Idea document and participant guide — implementation map
This ties your polypharmacy / OpenEnv design notes and typical hackathon submission requirements to files in this repository.
Submission narrative (required bullets)
| Requirement | Status | Where |
|---|---|---|
| Problem statement | Documented + implemented | Root README.md, polyguard-rl/README.md, docs/safety.md |
| Environment (agent operates here) | Implemented | PolyGuardEnv, app/env/env_core.py, app/env/fastapi_app.py, openenv.yaml, server/app.py |
| Agent capabilities | Implemented | app/agents/, docs/agents.md |
| Tasks | Implemented | Scenario JSONL under data/scenarios/, presets in app/env/catalog.py |
| Reward / evaluation logic | Implemented | app/env/reward_router.py, app/env/verifier.py, configs/rewards.yaml, docs/reward_design.md, docs/evaluation.md |
| Post-training / self-improvement | Implemented | scripts/train_sft_trl.py, scripts/train_grpo_trl.py, app/training/grpo_trl.py, docs/training.md |
Your “Plan” sections vs codebase
| Plan item | Status | Notes |
|---|---|---|
OpenEnv reset / step / state, timeouts, safety |
Done | env_core.py, fastapi_app.py, max steps per sub-env, anti_cheat.py |
| Local + remote execution | Done | Local FastAPI + docker-compose.yml, HF Space via scripts/deploy_space_api.py, Dockerfile.space, docker/space/ |
| Specific envs: DDI, bandit mining, regimen risk | Done | SubEnvironment enum, transitions in app/env/transition.py |
| Precision dosing, deprescribing, web search, alternatives, new drug (hard) | Done | Matching enum values + scenario tracks; “new drug” is NEW_DRUG_DECOMPOSITION |
| Multiple reward functions + anti-hacking | Done | 13 components → 4 channels; anti-cheat and tests in tests/ |
| TRL + Unsloth, metrics, generations | Done | TRL scripts + reports; Unsloth optional (--use-unsloth); app/training/metrics.py |
| Post-training + inference | Done | merge + test_inference_postsave.py, active manifest / API path |
| Product / Space demo, UI | Done | FastAPI app/api/, React app/ui/frontend/, Space deployment scripts |
| Benchmarks + plots + sample generations | Done | scripts/evaluate_*.py, docs/results/, scripts/generate_submission_evidence.py |
| Deploy: OpenEnv, container, HF Space | Done | See docs/deployment.md |
| Easy / medium / hard | Done | scenarios_easy.jsonl, scenarios_medium.jsonl, scenarios_hard.jsonl |
Themes (world modeling, multi-agent, self-improvement)

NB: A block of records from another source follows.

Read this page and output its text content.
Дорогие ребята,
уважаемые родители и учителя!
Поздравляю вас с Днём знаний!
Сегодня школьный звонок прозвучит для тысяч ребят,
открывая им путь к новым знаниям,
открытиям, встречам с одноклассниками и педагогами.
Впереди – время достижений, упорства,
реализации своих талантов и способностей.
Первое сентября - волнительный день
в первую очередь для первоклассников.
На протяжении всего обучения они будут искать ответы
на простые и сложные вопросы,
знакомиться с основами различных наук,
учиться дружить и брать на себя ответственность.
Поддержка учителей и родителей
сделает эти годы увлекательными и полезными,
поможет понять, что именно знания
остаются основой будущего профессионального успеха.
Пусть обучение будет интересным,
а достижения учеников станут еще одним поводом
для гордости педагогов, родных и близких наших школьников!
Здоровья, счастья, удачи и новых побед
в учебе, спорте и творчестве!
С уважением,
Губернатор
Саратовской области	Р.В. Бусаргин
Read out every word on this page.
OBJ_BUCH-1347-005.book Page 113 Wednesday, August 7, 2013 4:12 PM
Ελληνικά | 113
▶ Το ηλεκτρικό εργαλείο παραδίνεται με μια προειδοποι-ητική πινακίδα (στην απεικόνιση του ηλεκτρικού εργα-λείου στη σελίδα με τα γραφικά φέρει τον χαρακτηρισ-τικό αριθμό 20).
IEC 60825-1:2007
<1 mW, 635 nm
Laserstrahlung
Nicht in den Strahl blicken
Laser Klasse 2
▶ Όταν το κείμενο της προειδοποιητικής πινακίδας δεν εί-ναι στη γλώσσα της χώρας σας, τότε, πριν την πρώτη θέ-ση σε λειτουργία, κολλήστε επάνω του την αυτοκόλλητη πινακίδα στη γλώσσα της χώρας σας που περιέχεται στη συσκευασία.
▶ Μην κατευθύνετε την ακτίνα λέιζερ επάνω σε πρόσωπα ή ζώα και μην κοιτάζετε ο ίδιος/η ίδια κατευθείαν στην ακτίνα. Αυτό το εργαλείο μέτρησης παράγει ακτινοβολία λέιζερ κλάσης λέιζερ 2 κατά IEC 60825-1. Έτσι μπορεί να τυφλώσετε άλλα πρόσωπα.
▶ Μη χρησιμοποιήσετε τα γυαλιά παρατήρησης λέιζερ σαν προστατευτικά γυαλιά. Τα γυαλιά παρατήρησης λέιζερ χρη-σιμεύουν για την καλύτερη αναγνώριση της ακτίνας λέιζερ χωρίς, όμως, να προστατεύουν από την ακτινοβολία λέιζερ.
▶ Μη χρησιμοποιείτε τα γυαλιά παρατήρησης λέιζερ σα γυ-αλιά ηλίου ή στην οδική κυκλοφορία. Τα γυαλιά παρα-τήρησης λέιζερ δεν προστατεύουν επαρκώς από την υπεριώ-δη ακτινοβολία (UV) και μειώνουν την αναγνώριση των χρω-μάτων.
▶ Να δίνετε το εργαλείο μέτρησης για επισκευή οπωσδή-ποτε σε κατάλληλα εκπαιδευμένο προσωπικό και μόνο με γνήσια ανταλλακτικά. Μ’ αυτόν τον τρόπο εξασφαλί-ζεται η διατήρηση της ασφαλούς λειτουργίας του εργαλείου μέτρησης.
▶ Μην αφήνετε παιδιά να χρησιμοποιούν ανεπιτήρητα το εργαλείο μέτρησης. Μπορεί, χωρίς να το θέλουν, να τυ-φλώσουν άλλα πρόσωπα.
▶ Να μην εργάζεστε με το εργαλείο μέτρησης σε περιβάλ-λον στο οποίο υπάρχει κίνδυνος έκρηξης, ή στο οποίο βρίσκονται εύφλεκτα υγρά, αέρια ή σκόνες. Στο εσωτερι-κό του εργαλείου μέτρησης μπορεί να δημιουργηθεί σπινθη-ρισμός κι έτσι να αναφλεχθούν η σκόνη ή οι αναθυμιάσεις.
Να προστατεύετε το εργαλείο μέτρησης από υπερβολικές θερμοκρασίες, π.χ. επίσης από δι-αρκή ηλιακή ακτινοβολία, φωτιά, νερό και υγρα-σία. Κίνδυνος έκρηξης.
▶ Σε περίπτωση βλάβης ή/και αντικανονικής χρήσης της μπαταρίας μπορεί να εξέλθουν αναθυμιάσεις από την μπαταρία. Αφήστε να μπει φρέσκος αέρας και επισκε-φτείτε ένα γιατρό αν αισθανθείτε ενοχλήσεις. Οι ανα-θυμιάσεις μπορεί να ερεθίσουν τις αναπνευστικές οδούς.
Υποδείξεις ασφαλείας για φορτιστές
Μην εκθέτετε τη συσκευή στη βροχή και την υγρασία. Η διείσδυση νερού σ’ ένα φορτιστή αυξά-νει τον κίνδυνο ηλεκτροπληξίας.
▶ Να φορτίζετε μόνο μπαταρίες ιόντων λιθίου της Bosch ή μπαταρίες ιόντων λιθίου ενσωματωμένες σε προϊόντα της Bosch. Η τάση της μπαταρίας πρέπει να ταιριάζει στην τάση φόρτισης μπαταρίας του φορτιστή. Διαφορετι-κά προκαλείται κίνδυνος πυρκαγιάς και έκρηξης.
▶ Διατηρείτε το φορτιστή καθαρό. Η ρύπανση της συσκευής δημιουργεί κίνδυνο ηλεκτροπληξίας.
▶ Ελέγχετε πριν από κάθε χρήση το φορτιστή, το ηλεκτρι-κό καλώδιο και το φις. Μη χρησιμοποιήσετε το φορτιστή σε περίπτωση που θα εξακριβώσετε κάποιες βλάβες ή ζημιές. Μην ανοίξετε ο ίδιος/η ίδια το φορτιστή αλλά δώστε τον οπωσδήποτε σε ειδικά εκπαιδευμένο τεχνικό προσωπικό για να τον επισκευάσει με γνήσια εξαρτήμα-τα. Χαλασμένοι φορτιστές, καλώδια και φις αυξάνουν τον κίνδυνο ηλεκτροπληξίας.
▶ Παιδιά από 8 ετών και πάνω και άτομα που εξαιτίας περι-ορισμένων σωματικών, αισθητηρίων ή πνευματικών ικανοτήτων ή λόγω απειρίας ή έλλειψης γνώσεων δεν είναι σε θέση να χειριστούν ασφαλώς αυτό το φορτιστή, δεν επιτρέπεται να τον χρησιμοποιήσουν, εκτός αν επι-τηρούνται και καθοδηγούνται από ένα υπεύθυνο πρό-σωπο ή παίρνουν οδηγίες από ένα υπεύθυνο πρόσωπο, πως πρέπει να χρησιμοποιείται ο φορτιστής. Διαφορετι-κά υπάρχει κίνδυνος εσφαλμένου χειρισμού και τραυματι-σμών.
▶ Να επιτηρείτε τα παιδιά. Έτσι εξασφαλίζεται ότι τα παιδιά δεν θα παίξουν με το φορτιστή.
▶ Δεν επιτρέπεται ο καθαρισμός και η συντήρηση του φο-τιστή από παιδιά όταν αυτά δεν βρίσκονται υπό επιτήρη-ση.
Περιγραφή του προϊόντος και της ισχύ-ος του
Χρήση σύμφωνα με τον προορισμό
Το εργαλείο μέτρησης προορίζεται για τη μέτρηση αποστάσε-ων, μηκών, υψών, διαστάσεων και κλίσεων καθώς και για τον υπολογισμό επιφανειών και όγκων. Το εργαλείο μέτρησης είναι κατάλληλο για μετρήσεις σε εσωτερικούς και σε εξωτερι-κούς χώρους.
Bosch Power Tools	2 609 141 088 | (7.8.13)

| Theme | Status | Notes |
|---|---|---|
| World modeling / professional tasks | Primary fit | Stateful regimen, verifiers, tool-like actions |
| Multi-agent | Partial | Supervisor/orchestrator and policy stack (app/agents/orchestrator.py, supervisor_agent.py); not a separate multi-player env |
| Self-improving systems | Via GRPO | Environment-backed RLVR-style training, not online self-play |
“What to submit” checklist
| Deliverable | Status |
|---|---|
| GitHub repo + URLs in README | Root + polyguard-rl/README.md |
| HF Space URL | In README |
| Points from doc | docs/participant_guide_traceability.md, this file |
| Colab | PolyGuard_SFT_GRPO_One_Run_Runner.ipynb, notebooks/09_training_loop.ipynb |
| Video or blog | README links blog; publish draft in docs/hf_blog_draft.md or swap URL |
Future ideas from your notes (not claimed as done)
- Medicine images / barcodes: listed under Future Work in README.
- Web search agents: sub-env
WEB_SEARCH_MISSING_DATAexists; “full web agent product” is beyond current scope.
Fresh clone reminder
Generated data and many outputs/ reports are produced by scripts (see scripts/bootstrap_data.py, scripts/acceptance_gate.py REQUIRED_ARTIFACTS). Run the bootstrap/build pipeline before expecting strict POLYGUARD_ENFORCE_SUBMISSION_LINKS=true acceptance to pass on an empty workspace.